El Depósito de Libros no estaba en ruinas, pero transmitía la misma sensación de amenaza consciente. Recordé haberme acercado a aquella chimenea sumergida, ennegrecida por el hollín, que yacía entre la hierba como una prehistórica serpiente gigante dormitando al sol. Recordé haber mirado en el interior de su oscuro orificio, tan grande que habría podido adentrarme en él caminando. Y recordé haber presentido que algo habitaba allí dentro. Algo vivo. Algo que quería que entrara. Que lo visitara. Quizá por mucho, mucho tiempo.
Entra, susurraba la ventana del sexto piso. Echa un vistazo. El lugar está ahora vacío, el escaso personal que trabaja aquí en verano ya se ha ido a casa, pero si das la vuelta hasta el muelle de carga junto a las vías del tren, encontrarás una puerta abierta, estoy bastante seguro de ello. Después de todo, ¿qué hay que proteger aquí? Nada salvo libros de texto, y ni siquiera los estudiantes a quienes van destinados los quieren. Como tú muy bien sabes, Jake. Así que entra. Sube al sexto piso. En tu época esto es un museo, viene gente de todo el mundo y algunos aún lloran por el hombre que fue asesinado y por todo lo que podría haber hecho, pero esto es 1960, Kennedy todavía es senador, y Jake Epping no existe. Únicamente existe George Amberson, un hombre con el pelo muy corto y una camisa empapada de sudor y una corbata aflojada. Un hombre de su tiempo, por así decirlo. Así que sube. ¿Tienes miedo de los fantasmas? ¿Cómo puede ser si el crimen aún no ha ocurrido?
Pero allí arriba habitaban los fantasmas. Quizá no los hubiera en Magazine Street de Nueva Orleans, pero ¿allí? Oh, sí. Salvo que nunca tendría que enfrentarme a ellos, porque no entraría en el Depósito de Libros más de lo que me aventuré en aquella chimenea derrumbada en Derry. Oswald conseguiría su empleo apilando libros aproximadamente un mes antes del asesinato, pero esperar tanto sería jugar con fuego. No, me proponía seguir el plan que Al había bosquejado en la sección final de sus notas, la titulada CONCLUSIONES SOBRE CÓMO PROCEDER.
Aun defendiendo la teoría del tirador solitario, Al no descartaba la posibilidad, pequeña pero estadísticamente significativa, de que estuviera equivocado. En sus notas se refería a ella como «la ventana de incertidumbre».

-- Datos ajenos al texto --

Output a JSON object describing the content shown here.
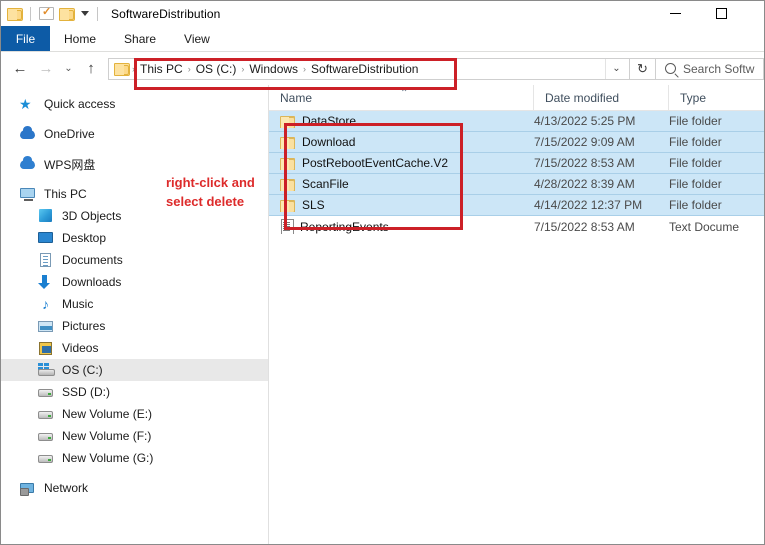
{
  "window": {
    "title": "SoftwareDistribution",
    "controls": {
      "minimize": "—",
      "maximize": "□",
      "close": "✕"
    }
  },
  "quick_access_toolbar": {
    "items": [
      {
        "name": "folder-icon",
        "label": ""
      },
      {
        "name": "properties-icon",
        "label": ""
      },
      {
        "name": "new-folder-icon",
        "label": ""
      },
      {
        "name": "customize-icon",
        "label": ""
      }
    ]
  },
  "ribbon": {
    "tabs": [
      {
        "label": "File",
        "active": true
      },
      {
        "label": "Home",
        "active": false
      },
      {
        "label": "Share",
        "active": false
      },
      {
        "label": "View",
        "active": false
      }
    ]
  },
  "address_bar": {
    "back": "←",
    "forward": "→",
    "recent": "⌄",
    "up": "↑",
    "breadcrumbs": [
      "This PC",
      "OS (C:)",
      "Windows",
      "SoftwareDistribution"
    ],
    "separator": "›",
    "dropdown": "⌄",
    "refresh": "↻"
  },
  "search": {
    "placeholder": "Search Softw"
  },
  "sidebar": {
    "items": [
      {
        "label": "Quick access",
        "icon": "star-icon",
        "level": 1,
        "selected": false
      },
      {
        "label": "OneDrive",
        "icon": "cloud-icon",
        "level": 1,
        "selected": false
      },
      {
        "label": "WPS网盘",
        "icon": "wps-cloud-icon",
        "level": 1,
        "selected": false
      },
      {
        "label": "This PC",
        "icon": "monitor-icon",
        "level": 1,
        "selected": false
      },
      {
        "label": "3D Objects",
        "icon": "cube-icon",
        "level": 2,
        "selected": false
      },
      {
        "label": "Desktop",
        "icon": "desktop-icon",
        "level": 2,
        "selected": false
      },
      {
        "label": "Documents",
        "icon": "documents-icon",
        "level": 2,
        "selected": false
      },
      {
        "label": "Downloads",
        "icon": "downloads-icon",
        "level": 2,
        "selected": false
      },
      {
        "label": "Music",
        "icon": "music-icon",
        "level": 2,
        "selected": false
      },
      {
        "label": "Pictures",
        "icon": "pictures-icon",
        "level": 2,
        "selected": false
      },
      {
        "label": "Videos",
        "icon": "videos-icon",
        "level": 2,
        "selected": false
      },
      {
        "label": "OS (C:)",
        "icon": "os-drive-icon",
        "level": 2,
        "selected": true
      },
      {
        "label": "SSD (D:)",
        "icon": "drive-icon",
        "level": 2,
        "selected": false
      },
      {
        "label": "New Volume (E:)",
        "icon": "drive-icon",
        "level": 2,
        "selected": false
      },
      {
        "label": "New Volume (F:)",
        "icon": "drive-icon",
        "level": 2,
        "selected": false
      },
      {
        "label": "New Volume (G:)",
        "icon": "drive-icon",
        "level": 2,
        "selected": false
      },
      {
        "label": "Network",
        "icon": "network-icon",
        "level": 1,
        "selected": false
      }
    ]
  },
  "file_list": {
    "columns": [
      {
        "label": "Name",
        "sorted": "asc",
        "sort_glyph": "⌃"
      },
      {
        "label": "Date modified",
        "sorted": "",
        "sort_glyph": ""
      },
      {
        "label": "Type",
        "sorted": "",
        "sort_glyph": ""
      }
    ],
    "rows": [
      {
        "name": "DataStore",
        "date": "4/13/2022 5:25 PM",
        "type": "File folder",
        "icon": "folder-icon",
        "selected": true
      },
      {
        "name": "Download",
        "date": "7/15/2022 9:09 AM",
        "type": "File folder",
        "icon": "folder-icon",
        "selected": true
      },
      {
        "name": "PostRebootEventCache.V2",
        "date": "7/15/2022 8:53 AM",
        "type": "File folder",
        "icon": "folder-icon",
        "selected": true
      },
      {
        "name": "ScanFile",
        "date": "4/28/2022 8:39 AM",
        "type": "File folder",
        "icon": "folder-icon",
        "selected": true
      },
      {
        "name": "SLS",
        "date": "4/14/2022 12:37 PM",
        "type": "File folder",
        "icon": "folder-icon",
        "selected": true
      },
      {
        "name": "ReportingEvents",
        "date": "7/15/2022 8:53 AM",
        "type": "Text Docume",
        "icon": "text-file-icon",
        "selected": false
      }
    ]
  },
  "annotations": {
    "instruction_line1": "right-click and",
    "instruction_line2": "select delete",
    "color": "#dd2b2b",
    "box_color": "#cc2027"
  }
}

Como en «ventana del sexto piso».
Al había planeado cegar esa ventana para siempre el 10 de abril de 1963, más de medio año antes del viaje de Kennedy a Dallas, y a mí me gustaba la idea. Posiblemente unos días más tarde en ese mes de abril, o con toda probabilidad la noche del mismo día 10 (¿para qué esperar?), mataría al marido de Marina y padre de June del mismo modo que había hecho con Frank Dunning. Y sin ningún escrúpulo. Si vieras a una araña correteando por el suelo hacia la cuna de tu bebé, es posible que vacilaras. Podrías incluso considerar la opción de atraparla en un frasco y sacarla al patio para que continuara viviendo su pequeña vida. Pero ¿y si tuvieras la certeza de que la araña era venenosa? ¿Una viuda negra, por ejemplo? En ese caso, no vacilarías. No si estabas cuerdo.
Levantarías el pie y la aplastarías.